L'établissement continue à être enrichi au cours du XXe siècle[230] pour devenir ce qu'elle est aujourd'hui : la Bibliothèque nationale de France.
Gallicanisme
Le règne de Charles V est marqué par l'affirmation du royaume de France comme un État souverain et indépendant du Saint-Empire ou de l'Église. Depuis Philippe le Bel, le royaume s'émancipe de la tutelle que le souverain pontife aurait voulu imposer sur l'Occident. Le grand schisme d'Occident va grandement contribuer à affirmer l'autonomie du royaume de France vis-à-vis du Saint-Siège. Charles V a toujours veillé à ce que l'État ne dépende pas de l'Église, dissociant bien ses convictions religieuses et la politique. En soutenant Clément VII, l'objectif est surtout d'avoir un (anti)pape pro-français dans sa lutte contre le royaume d'Angleterre, Mais le schisme a des conséquences bien plus importantes pour les rapports entre le royaume et Rome.

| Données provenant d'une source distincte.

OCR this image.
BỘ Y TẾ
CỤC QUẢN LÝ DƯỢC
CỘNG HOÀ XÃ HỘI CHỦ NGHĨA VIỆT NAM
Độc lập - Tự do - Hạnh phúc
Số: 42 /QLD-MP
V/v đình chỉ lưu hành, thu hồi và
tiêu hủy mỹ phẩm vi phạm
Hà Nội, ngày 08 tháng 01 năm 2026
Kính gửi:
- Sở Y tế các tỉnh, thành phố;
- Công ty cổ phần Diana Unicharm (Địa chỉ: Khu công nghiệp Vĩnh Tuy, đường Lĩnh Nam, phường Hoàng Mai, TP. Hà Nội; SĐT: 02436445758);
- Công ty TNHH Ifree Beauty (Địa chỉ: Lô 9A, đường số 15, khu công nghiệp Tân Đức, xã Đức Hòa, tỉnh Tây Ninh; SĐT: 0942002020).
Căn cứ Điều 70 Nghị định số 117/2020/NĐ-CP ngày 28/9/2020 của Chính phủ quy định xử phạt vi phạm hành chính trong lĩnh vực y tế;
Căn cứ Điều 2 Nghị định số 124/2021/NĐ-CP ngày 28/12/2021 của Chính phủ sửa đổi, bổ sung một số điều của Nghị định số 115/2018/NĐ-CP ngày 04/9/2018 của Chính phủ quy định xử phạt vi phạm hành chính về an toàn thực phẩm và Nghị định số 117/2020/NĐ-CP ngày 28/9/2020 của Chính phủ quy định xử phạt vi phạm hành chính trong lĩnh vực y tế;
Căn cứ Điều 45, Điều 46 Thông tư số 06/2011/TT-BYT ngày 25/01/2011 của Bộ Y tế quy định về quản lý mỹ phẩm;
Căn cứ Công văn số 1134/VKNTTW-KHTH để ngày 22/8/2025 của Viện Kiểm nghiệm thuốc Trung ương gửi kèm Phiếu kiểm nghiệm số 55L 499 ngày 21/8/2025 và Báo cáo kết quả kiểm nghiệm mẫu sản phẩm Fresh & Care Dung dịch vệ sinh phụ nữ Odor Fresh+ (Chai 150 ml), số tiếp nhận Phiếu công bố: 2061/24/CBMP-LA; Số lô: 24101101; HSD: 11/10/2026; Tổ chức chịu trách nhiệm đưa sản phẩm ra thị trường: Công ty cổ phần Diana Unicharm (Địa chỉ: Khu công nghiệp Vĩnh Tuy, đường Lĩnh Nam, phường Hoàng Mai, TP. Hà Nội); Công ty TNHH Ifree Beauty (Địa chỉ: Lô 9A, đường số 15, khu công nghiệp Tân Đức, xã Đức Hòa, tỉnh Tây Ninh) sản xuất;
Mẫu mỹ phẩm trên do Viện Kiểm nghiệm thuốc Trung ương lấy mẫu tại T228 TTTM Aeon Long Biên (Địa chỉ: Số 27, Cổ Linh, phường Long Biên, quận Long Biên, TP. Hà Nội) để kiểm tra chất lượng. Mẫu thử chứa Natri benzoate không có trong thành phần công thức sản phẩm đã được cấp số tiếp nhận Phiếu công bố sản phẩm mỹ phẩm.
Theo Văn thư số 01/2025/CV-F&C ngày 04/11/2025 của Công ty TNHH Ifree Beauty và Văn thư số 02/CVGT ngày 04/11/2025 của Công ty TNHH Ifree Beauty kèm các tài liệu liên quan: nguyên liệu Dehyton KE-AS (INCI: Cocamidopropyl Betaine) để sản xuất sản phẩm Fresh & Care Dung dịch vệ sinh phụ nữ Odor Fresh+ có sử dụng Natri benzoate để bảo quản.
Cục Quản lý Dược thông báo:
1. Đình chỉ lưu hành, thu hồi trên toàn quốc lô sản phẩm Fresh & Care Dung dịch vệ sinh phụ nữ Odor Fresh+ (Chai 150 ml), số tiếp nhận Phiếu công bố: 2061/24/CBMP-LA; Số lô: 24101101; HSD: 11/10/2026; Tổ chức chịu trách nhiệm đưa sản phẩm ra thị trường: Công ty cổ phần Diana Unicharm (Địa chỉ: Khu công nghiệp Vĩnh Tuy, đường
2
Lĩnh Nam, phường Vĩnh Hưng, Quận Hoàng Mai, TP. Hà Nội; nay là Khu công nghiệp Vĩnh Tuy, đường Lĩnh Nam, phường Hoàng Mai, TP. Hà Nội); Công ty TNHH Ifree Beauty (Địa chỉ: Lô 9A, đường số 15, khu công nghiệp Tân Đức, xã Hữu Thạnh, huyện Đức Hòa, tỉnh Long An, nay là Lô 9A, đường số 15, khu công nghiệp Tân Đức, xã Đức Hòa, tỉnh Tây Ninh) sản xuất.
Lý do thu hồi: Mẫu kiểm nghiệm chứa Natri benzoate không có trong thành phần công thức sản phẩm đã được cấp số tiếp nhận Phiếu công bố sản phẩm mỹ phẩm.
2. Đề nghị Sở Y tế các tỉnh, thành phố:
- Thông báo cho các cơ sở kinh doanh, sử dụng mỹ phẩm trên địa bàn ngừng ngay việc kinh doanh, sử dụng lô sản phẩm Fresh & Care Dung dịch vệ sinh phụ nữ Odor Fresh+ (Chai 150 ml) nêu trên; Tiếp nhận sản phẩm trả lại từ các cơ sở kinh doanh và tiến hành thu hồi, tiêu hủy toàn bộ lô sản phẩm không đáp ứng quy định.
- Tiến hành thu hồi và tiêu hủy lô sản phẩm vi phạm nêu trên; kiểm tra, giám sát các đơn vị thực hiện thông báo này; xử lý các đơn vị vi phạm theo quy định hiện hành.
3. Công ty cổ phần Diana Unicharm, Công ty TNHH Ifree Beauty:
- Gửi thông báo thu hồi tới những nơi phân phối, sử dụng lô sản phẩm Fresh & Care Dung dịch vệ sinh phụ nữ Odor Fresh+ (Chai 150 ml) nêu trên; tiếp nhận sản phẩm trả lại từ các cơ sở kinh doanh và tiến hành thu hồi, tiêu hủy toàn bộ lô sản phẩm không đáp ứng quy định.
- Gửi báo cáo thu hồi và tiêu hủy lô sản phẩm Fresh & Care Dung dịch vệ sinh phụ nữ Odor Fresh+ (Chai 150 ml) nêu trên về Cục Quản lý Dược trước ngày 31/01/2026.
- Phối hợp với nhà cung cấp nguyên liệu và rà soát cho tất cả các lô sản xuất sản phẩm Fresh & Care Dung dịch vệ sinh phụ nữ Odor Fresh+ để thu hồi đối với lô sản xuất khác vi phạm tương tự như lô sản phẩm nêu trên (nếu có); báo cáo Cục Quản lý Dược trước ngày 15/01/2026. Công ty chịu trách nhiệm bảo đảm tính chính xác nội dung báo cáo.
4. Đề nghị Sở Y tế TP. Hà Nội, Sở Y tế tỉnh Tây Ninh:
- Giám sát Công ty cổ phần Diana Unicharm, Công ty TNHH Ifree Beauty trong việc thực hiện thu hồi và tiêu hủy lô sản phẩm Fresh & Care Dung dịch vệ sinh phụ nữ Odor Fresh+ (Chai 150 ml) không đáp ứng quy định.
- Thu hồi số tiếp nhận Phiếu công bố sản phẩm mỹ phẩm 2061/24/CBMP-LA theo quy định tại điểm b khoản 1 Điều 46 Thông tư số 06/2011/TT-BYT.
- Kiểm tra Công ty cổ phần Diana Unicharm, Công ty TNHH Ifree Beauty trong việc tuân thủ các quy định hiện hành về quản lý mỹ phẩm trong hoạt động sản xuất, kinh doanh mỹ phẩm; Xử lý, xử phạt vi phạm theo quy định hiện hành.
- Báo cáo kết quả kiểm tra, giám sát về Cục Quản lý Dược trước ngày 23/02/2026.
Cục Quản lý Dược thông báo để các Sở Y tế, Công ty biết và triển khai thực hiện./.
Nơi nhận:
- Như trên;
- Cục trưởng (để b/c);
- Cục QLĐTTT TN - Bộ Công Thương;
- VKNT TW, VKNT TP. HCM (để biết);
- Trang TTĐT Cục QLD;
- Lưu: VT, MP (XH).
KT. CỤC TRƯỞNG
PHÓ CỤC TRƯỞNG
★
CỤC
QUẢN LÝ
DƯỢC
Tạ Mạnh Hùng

Déjà, pendant le gouvernement des oncles, les tentatives de soustractions d'obédiences menées par Philippe le Hardi soutenu par l'université de Paris aboutissent à une indépendance de fait de l'église de France entre 1398 et 1403[231]. Un grand pas est alors fait vers le gallicanisme.
Plus tard, la résolution du schisme par le conciliarisme affaiblit la papauté et permet à Charles VII de s'imposer en 1438 comme le chef naturel de l’Église de France, qui entre ainsi dans l'ère du gallicanisme[232]. Dans son préambule, la Pragmatique Sanction de Bourges dénonce les abus de la papauté. Dans son premier article, elle déclare la suprématie des conciles généraux sur le Saint-Siège et limite les pouvoirs du pape. Ainsi la libre élection des évêques et des abbés par les chapitres et les monastères est rétablie : elle supprime les nominations par le Saint-Siège et son droit de réserve. La royauté obtient de pouvoir « recommander » ses candidats aux élections épiscopales et abbatiales auprès des chapitres. L'ordonnance de Bourges établit aussi des juridictions permettant de limiter les appels (souvent onéreux) faits à Rome. Enfin, elle fixe un âge minimum pour devenir cardinal, réduit la possibilité du pontife de lever un certain nombre d'impôts (suppression des annates) et restreint les effets de l'excommunication et de l'interdit.
Fin politique, Charles VII réussit ce que Philippe le Bel a vainement tenté de réaliser. Bien que se référant à Rome, l'Église de France acquiert une grande autonomie. Le roi s'assure la loyauté du clergé français.
Généalogie
Ascendance
Charles V est issu de la branche royale des Valois de la dynastie capétienne. Charles V fut le premier roi à se donner un numéro d’ordre, « qui faisait de lui un héritier[233] ».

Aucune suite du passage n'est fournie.